ああでも駄目なんだ。自分はどうやっても逆らうことが出来ないのだから。逆らったら最後、大切なものを失ってしまう……何よりも大切で大切でこの上なく愛おしい ── 彼女を。
こうして、抗うことが許されない青年は為す術もなく命令を承諾してしまったのだ。
今更ながら、後悔している。
なぜなら、兵器を完成させて渡してしまったら最後……世界は破滅の道を進むことになる。
それが、『兵器の使い道』だった。
だから青年は今、深い絶望を抱きながら悩んでいる。
大切なものを失いたくない。でも、だからといって世界を見捨てることなんて……!!
青年は俯きかけた顔を再び上げた。視線の先にあるのは、未だ成長を続けている『兵器』。創り出した兵器は、兵器とはまるで思えない姿形をしていた。
液体に浸かる容器の中で華奢な身体と金色の長い髪がゆらゆらと揺れている。その背中には左右非対称な色形の異なる翼が備わっていた。瞳はまだ閉じられたままだ。青年が予想するには碧色の瞳になるだろうと先を見積もっている。
容器の中に漂っている兵器とは、外見年齢15、6歳ほどの少女だった。
今はまだ眠りつづている状態なのだが、いずれ目覚めの時は訪れる。その日を迎えた時、彼女は自分に向かって何を言うのだろうか。
一度思考を巡らせた青年は、溜め息を付いた。
── 彼女は、何も言わない……。
考えるだけ無駄だった。彼女には、自分という自我の意思が無いのだから。そうなるように、創った。
それが、とても悲しいことだった。
兵器として生まれた少女は、
何も考えず、
何も感じず、
何も知らずに、
この世界に存在し続け、
命令されるままに、
あらゆるものを壊すだろう。
フォースで創られた彼女の命は、
世界がある限り ── 無限だった。
── これで、良かったのか?
確かに、これで良ければ自分の大切なものは無事手元に戻ってくる。
でも…。
── このまま、本当に完成させて良いのか…?
兵器が目覚めた時、彼女は武器として扱われ、世界は崩壊へ向かってしまう…。
── 本当に、ほんとうに、これで良かったと言えるのか…? 胸を張って、自信を持って、これで良かった、そう終わらせられるのか…!?
「くそっ!!」
悪態を付いた青年は容器に備わっている管理操作盤を乱暴に叩いた。システム自体はロックしていたので、叩いたところで何の反応も起こらない。感情の高ぶったまま、青年は自分の設計した操作盤を酷く憎らしそうに睨み続けていた。やがて睨むことに疲れたので、彼はゆっくりと機器にもたれて床に座り込んでしまった。

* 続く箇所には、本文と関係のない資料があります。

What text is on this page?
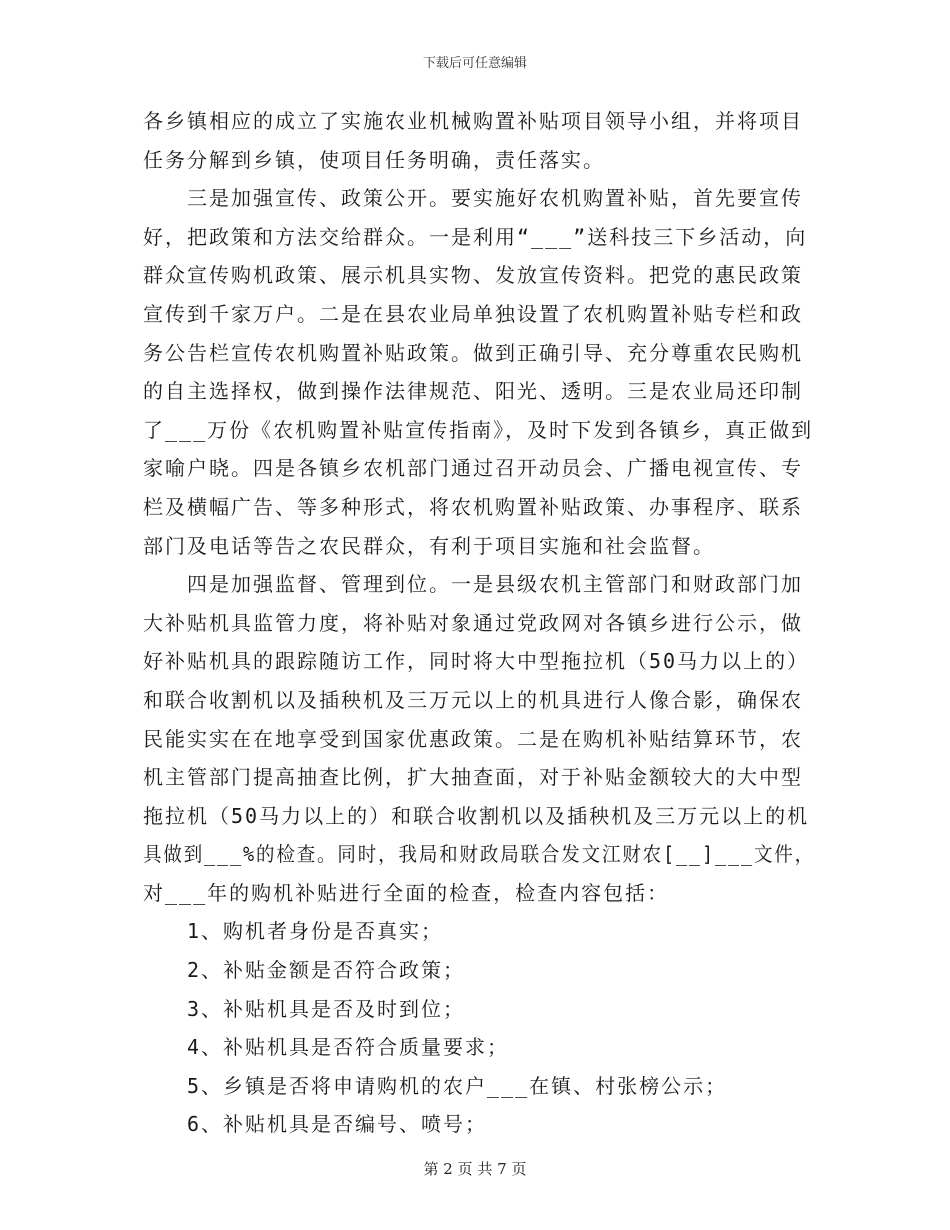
下载后可任意编辑
各乡镇相应的成立了实施农业机械购置补贴项目领导小组，并将项目
任务分解到乡镇，使项目任务明确，责任落实。
三是加强宣传、政策公开。要实施好农机购置补贴，首先要宣传
好，把政策和方法交给群众。一是利用“___”送科技三下乡活动，向
群众宣传购机政策、展示机具实物、发放宣传资料。把党的惠民政策
宣传到千家万户。二是在县农业局单独设置了农机购置补贴专栏和政
务公告栏宣传农机购置补贴政策。做到正确引导、充分尊重农民购机
的自主选择权，做到操作法律规范、阳光、透明。三是农业局还印制
了___万份《农机购置补贴宣传指南》，及时下发到各镇乡，真正做到
家喻户晓。四是各镇乡农机部门通过召开动员会、广播电视宣传、专
栏及横幅广告、等多种形式，将农机购置补贴政策、办事程序、联系
部门及电话等告之农民群众，有利于项目实施和社会监督。
四是加强监督、管理到位。一是县级农机主管部门和财政部门加
大补贴机具监管力度，将补贴对象通过党政网对各镇乡进行公示，做
好补贴机具的跟踪随访工作，同时将大中型拖拉机（50马力以上的）
和联合收割机以及插秧机及三万元以上的机具进行人像合影，确保农
民能实实在在地享受到国家优惠政策。二是在购机补贴结算环节，农
机主管部门提高抽查比例，扩大抽查面，对于补贴金额较大的大中型
拖拉机（50马力以上的）和联合收割机以及插秧机及三万元以上的机
具做到___%的检查。同时，我局和财政局联合发文江财农[__]___文件，
对___年的购机补贴进行全面的检查，检查内容包括：
1、购机者身份是否真实；
2、补贴金额是否符合政策；
3、补贴机具是否及时到位；
4、补贴机具是否符合质量要求；
5、乡镇是否将申请购机的农户___在镇、村张榜公示；
6、补贴机具是否编号、喷号；
第 2 页 共 7 页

そうしてぼんやりしていると、いつのまにか傍には見慣れた精霊の姿が浮かんでいた。金色に輝く可愛らしい精霊 ── ルーンだ。ルーンは青年が創り出した人工精霊だった。人懐こくて純真無垢な性格であるその精霊は、思い悩んでいる青年のことを心配しているらしい。ルーンは言葉を持たない。けれど小さな行動一つ一つが心の中で青年と通じている。
青年はわずかに笑みを浮かべると、ルーンの頭を撫でてやった。
「…ありがとうルーン、心配してくれているんだね」
言葉を掛けられたルーンは嬉しそうにパタパタと翼を打つ。それから慰めるように青年の傍へすり寄った。
「うん、わかってるよルーン。でもね、僕はもう…どうしていいのか分からないんだ…。何が良くて何が悪いのだろう…………ひとつ分かることと言えば…今僕のしていることが、間違っているということだ…」
そうだ、自分のしていることは間違っている。間違っていると最初から理解していたことなのに。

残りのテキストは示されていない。